In conclusion, I prefer choosing friends that are dissimilar from me. Having such friends has allowed me to learn from the skills that they have that I do not share.
In addition, choosing friends who are different from me has helped me realize that opposing approaches to viewing and interacting in the world can be blended into a harmonious, personal world-view. Friends are vital to life. Having friends that are diverse is both a challenge and a joy, two factors that help provide a rich and rewarding life.
选择性格跟自己既要有相似又要有不同的地方是很困难的,朋友就是可以有很多相似之处并且提供一个共同的目标和生活的方式。朋友有很大的区别,而另一方面,可以扩展一个人的思维,前所未有的开放我们的思想。
尽管双方都持有有力的论据,我更喜欢我的朋友跟我性格有所不同。首先,我们可以从一个性格不同的朋友身上学到很多。例如,我有一个朋友,虽然不是跟我一样具有学者风度,但是个技术高手。他在电视新闻台向人们展示他们的节目。

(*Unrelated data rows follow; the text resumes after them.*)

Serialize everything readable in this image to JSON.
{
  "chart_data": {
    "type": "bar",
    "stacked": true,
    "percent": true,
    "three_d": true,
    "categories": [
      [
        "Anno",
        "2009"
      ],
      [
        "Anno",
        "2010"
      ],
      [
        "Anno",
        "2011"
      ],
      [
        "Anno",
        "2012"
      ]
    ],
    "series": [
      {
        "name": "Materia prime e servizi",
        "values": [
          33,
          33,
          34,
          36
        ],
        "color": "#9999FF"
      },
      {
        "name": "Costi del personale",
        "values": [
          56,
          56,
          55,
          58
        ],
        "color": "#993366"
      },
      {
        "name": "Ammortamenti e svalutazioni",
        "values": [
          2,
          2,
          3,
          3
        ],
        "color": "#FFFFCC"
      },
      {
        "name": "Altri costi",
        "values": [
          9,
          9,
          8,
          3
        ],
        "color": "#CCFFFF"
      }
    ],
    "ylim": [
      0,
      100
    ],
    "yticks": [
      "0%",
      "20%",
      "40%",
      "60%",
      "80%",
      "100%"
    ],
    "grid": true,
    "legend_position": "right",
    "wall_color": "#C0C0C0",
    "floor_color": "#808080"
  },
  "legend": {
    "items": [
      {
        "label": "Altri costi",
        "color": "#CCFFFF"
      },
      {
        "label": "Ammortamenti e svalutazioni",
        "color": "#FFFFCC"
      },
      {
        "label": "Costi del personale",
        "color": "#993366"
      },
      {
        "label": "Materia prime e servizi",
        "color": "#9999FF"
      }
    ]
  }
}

在另一方面,具有技术上的挑战。虽然我的技术相对弱一些,在朋友的带领下,我学会了声音和视频编辑,并且掌握了技术上的一些创新的“诀窍”,没有拥有不同技能的朋友,我应该也不会接触到电视广播的工作。
其次,选择性格不同的朋友对重新审视自我的世界观是具有挑战的。我的朋友从韩国移民到美国,并在美国长大。他的家庭是一个传统的韩国家庭,在个人主义的人信奉共同价值观,创新才推动传统和尊重。身为美国人,但我提出与对生活的大多数方面的个人主义的态度。与其求人,我常常会努力克服的挑战自己。在我的韩国朋友家花时间让我思考'地方自治主义“和”个人主义“的对立的世界观。我最终得出的结论是结合我生命中的每一点角度会为我提供了的平衡。
最后,我宁愿选择朋友是跟我性格有差异的。有这样的朋友也让我学到不同的技能。
此外,选择性格不同于自己的朋友可以帮助我认识到,反面的方法来观察和世界的互动可融合成一个和谐的,个人的世界观。朋友是人生至关重要的。拥有不同性格的朋友既是挑战同时也是一个乐趣,两个因素有助于提供一个丰富而有意义的生活。